According to a senior watchdog official, global crypto regulating organization would be established within the next year. Ashley Alder, CEO of the Hong Kong Securities and Futures Commission and chairman of the International Organization of Securities Commissions says a global crypto regulatory organization would likely be established by 2023. (IOSCO).
Alder indicated during an online conference hosted by the Official Monetary and Financial Institutions Forum on Thursday that digital currencies like Bitcoin were one of the three primary issues on which world authorities were now focused, alongside Covid-19 and climate change.
He stated:
“If you look at the risks we need to address, they are multiple and there is a wall of worry about this [crypto] in the conversations at an institutional level,”

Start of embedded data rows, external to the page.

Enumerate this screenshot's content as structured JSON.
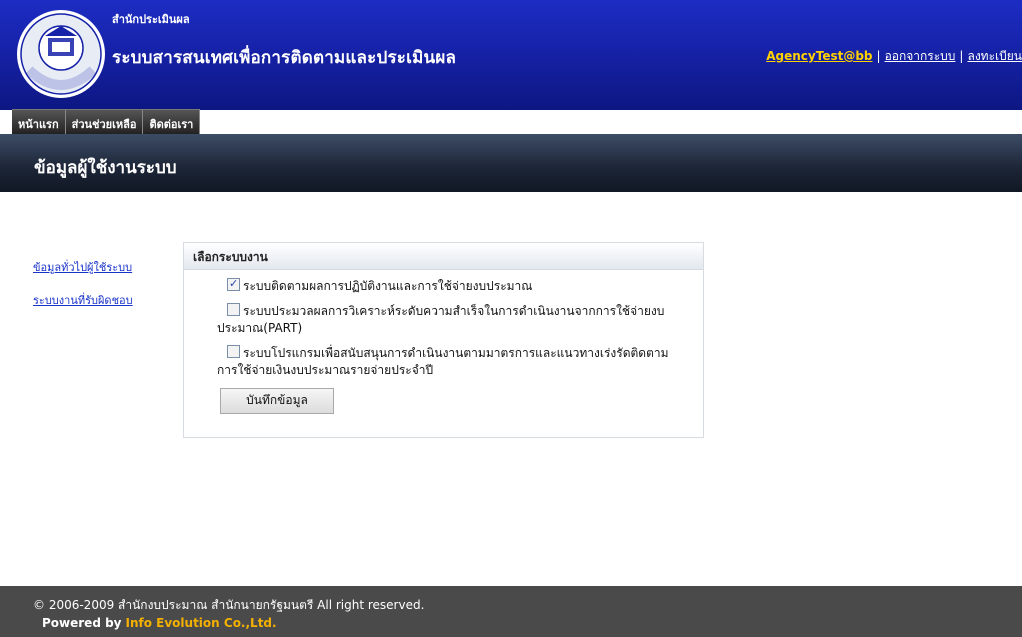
{
  "header": {
    "org_name": "สำนักประเมินผล",
    "system_name": "ระบบสารสนเทศเพื่อการติดตามและประเมินผล",
    "logo_icon": "budget-bureau-seal-icon",
    "logo_text": "สำนักงบประมาณ",
    "user_link": "AgencyTest@bb",
    "logout_link": "ออกจากระบบ",
    "register_link": "ลงทะเบียน"
  },
  "nav": {
    "tabs": [
      "หน้าแรก",
      "ส่วนช่วยเหลือ",
      "ติดต่อเรา"
    ]
  },
  "page": {
    "title": "ข้อมูลผู้ใช้งานระบบ"
  },
  "leftmenu": {
    "items": [
      "ข้อมูลทั่วไปผู้ใช้ระบบ",
      "ระบบงานที่รับผิดชอบ"
    ]
  },
  "panel": {
    "heading": "เลือกระบบงาน",
    "options": [
      {
        "label": "ระบบติดตามผลการปฏิบัติงานและการใช้จ่ายงบประมาณ",
        "cont": "",
        "checked": true
      },
      {
        "label": "ระบบประมวลผลการวิเคราะห์ระดับความสำเร็จในการดำเนินงานจากการใช้จ่ายงบ",
        "cont": "ประมาณ(PART)",
        "checked": false
      },
      {
        "label": "ระบบโปรแกรมเพื่อสนับสนุนการดำเนินงานตามมาตรการและแนวทางเร่งรัดติดตาม",
        "cont": "การใช้จ่ายเงินงบประมาณรายจ่ายประจำปี",
        "checked": false
      }
    ],
    "save_label": "บันทึกข้อมูล"
  },
  "footer": {
    "copyright": "© 2006-2009 สำนักงบประมาณ สำนักนายกรัฐมนตรี All right reserved.",
    "powered_by": "Powered by",
    "company": "Info Evolution Co.,Ltd."
  },
  "colors": {
    "header_blue": "#1622a8",
    "link_yellow": "#ffd200",
    "link_blue": "#1a33c8",
    "footer_gray": "#4a4a4a",
    "company_orange": "#f4b000"
  }
}
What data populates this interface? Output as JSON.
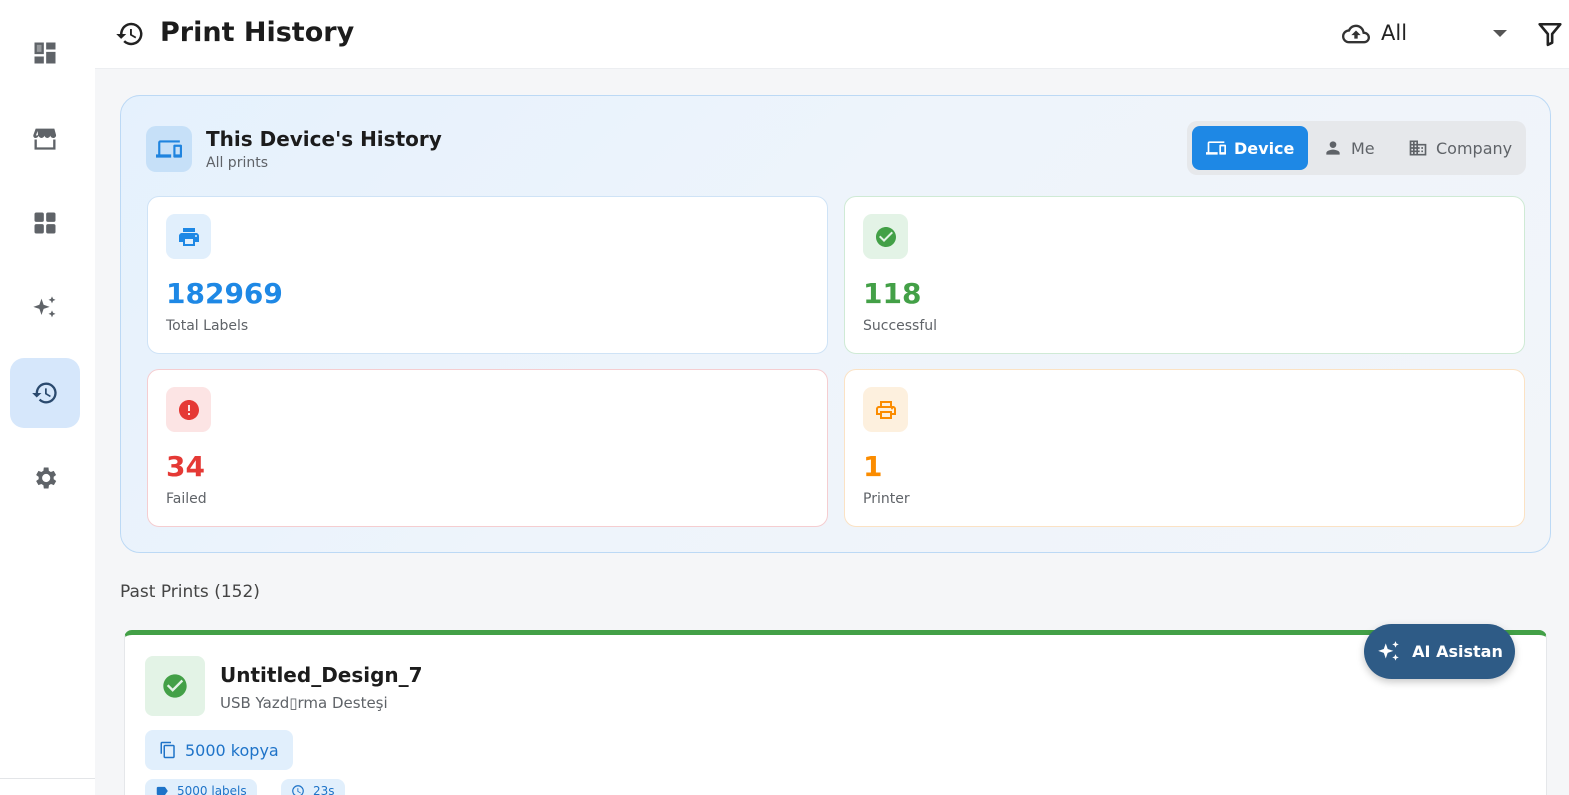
{
  "sidebar": {
    "items": [
      {
        "icon": "dashboard-icon",
        "active": false
      },
      {
        "icon": "store-icon",
        "active": false
      },
      {
        "icon": "grid-icon",
        "active": false
      },
      {
        "icon": "sparkles-icon",
        "active": false
      },
      {
        "icon": "history-icon",
        "active": true
      },
      {
        "icon": "gear-icon",
        "active": false
      }
    ]
  },
  "header": {
    "title": "Print History",
    "filter_value": "All",
    "icons": [
      "history-icon",
      "cloud-upload-icon",
      "chevron-down-icon",
      "filter-icon"
    ]
  },
  "summary": {
    "title": "This Device's History",
    "subtitle": "All prints",
    "scope_tabs": [
      {
        "label": "Device",
        "icon": "devices-icon",
        "active": true
      },
      {
        "label": "Me",
        "icon": "person-icon",
        "active": false
      },
      {
        "label": "Company",
        "icon": "building-icon",
        "active": false
      }
    ],
    "stats": [
      {
        "value": "182969",
        "label": "Total Labels",
        "color": "#1e88e5",
        "icon": "printer-icon"
      },
      {
        "value": "118",
        "label": "Successful",
        "color": "#43a047",
        "icon": "check-circle-icon"
      },
      {
        "value": "34",
        "label": "Failed",
        "color": "#e53935",
        "icon": "error-icon"
      },
      {
        "value": "1",
        "label": "Printer",
        "color": "#fb8c00",
        "icon": "printer-outline-icon"
      }
    ]
  },
  "past_prints": {
    "title": "Past Prints (152)",
    "items": [
      {
        "name": "Untitled_Design_7",
        "printer": "USB Yazd▯rma Desteşi",
        "status": "success",
        "copies": "5000 kopya",
        "labels": "5000 labels",
        "duration": "23s"
      }
    ]
  },
  "ai_button": {
    "label": "AI Asistan",
    "icon": "sparkles-icon"
  },
  "colors": {
    "accent": "#1e88e5",
    "success": "#43a047",
    "danger": "#e53935",
    "warning": "#fb8c00",
    "ai": "#2e5b86"
  }
}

Climate, COVID, and Crypto, according to Alder, are all highly critical issues that should be treated as equally risky problems. According to Alder, the solution lies in the creation of a global unified regulator. The one regulator that could best unify crypto rules all over the world, akin to the G20’s already created climate finance group. Alder’s remarks come at a time when the cryptocurrency market is undergoing significant volatility.

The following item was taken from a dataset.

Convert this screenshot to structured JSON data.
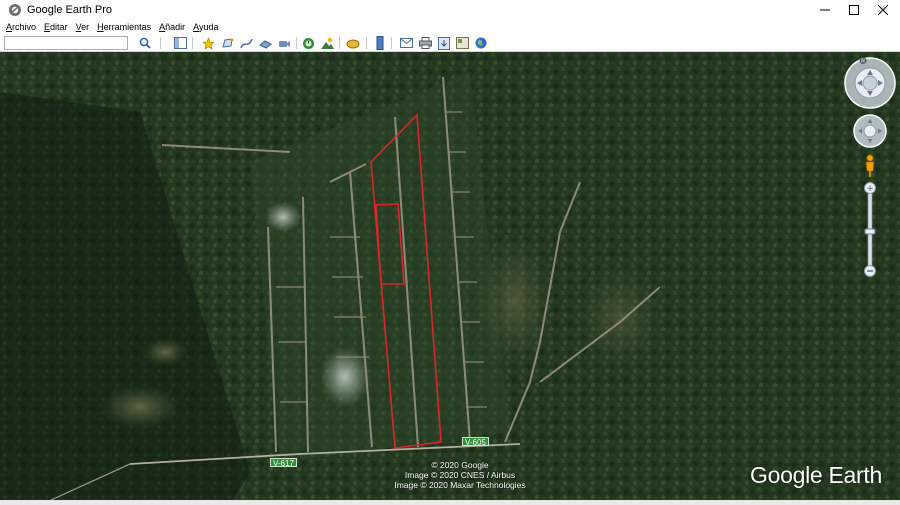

Terra’s downfall has sent ripples across the market, with leading cryptocurrency Bitcoin down 27 percent since the beginning of the week.
At a congressional hearing on May 10, US Treasury Secretary Janet Yellen mentioned UST’s decline in the context of stablecoin regulation. When the dust settles, regulators are likely to point to UST’s failure as evidence of the necessity for a global crypto regulatory authority.